'Something new' to replace St. Matthew Anglican Church after Regina council removes heritage designation
The land where a century-old church stands in Regina's heritage neighbourhood will play host to something new after Regina city council voted unanimously to approve removing the building's heritage designation.
St. Matthew Anglican Church on Winnipeg Street was built in the 1920s in the "Gothic revival" style, but more than a century later the red-brick building is cracking, leaning and unsafe for occupation.
The church's foundation is made of brick and clay tile and was not properly designed for the soil conditions in Regina. The repairs that are required to save the building could cost $10 million and that's money the Anglican Diocese of Qu'Apelle says it simply does not have.
That's why the diocese brought the application to council. The diocese's representative, Rev. Mike Sinclair, said the removal of the heritage designation from the church provides the opportunity for "something new to be born" in its place.

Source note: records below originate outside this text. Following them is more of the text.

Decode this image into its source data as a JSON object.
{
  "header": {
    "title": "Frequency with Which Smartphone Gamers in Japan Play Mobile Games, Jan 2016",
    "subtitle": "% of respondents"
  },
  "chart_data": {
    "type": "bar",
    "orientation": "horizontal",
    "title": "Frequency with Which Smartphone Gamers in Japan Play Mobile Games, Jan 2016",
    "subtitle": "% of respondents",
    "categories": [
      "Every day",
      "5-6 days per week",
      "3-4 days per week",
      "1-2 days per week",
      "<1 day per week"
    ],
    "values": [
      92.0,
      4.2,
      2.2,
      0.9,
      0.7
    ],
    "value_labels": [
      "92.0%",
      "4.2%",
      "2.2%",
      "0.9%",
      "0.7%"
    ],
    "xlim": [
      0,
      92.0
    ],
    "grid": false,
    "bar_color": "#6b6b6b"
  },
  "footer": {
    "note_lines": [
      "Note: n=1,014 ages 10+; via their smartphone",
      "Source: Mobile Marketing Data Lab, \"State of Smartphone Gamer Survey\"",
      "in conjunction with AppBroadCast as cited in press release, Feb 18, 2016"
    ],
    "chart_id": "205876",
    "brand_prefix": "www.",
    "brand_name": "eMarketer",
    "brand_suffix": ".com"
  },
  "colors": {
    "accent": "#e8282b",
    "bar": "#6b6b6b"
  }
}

"To be honest, it's a mixed bag. It means the end of an era for a beloved place of worship," Sinclair said after council's vote on Wednesday.
It's been a long road to get to this point and there is still plenty of work ahead for the diocese.
St. Matthew was designated as a municipal heritage property in 2005, but in recent years has not been used for church services and has been closed to the public.
Starting in 2018, its congregation began a process to merge with four others in Regina. They now all are part of the Immanuel Anglican Church.
Although the diocese has tried to maintain the church, it says the rehabilitation work has become too expensive. Surveyor's reports have provided cost estimates for the repairs that range from $3 million to $10 million.
Wednesday's decision to remove the St. Matthew's heritage designation -- which applied to elements of the building's exterior as well as its stain glass windows -- now clears the way for potential redevelopment.
Sinclair said the diocese will now meet with some of its partners to figure out its next steps.
A "Vision for Purpose" document that was submitted to the city shows that the future could include retaining some of the external walls and using them in a new build "that serves the needs of the neighbourhood with a community hub and mixed use rental housing."
The document is not binding, but it was enough to convince the members of city council to support the removal of the heritage designation.
Sinclair said it's important for the diocese to remain present in Regina's heritage neighbourhood.
"We've always been there," he said. "We have a relationship with the community, we have a responsibility as the diocese to look at how we best use the space that's given to us."
Rather than sell the land off to someone else to redevelop, Sinclair said the diocese want to serve as stewards and look to the community to figure out what the space's future will look like.
Mayor Sandra Masters said it is always unfortunate when a heritage building is lost, but stressed that this was not the fault of the diocese. It had done everything right, the mayor said, and this was a collaborative decision brought about by the effects of time and the nature of where the church was built.
"Sometimes when you're going to play catch up, it's just too far gone," Masters said.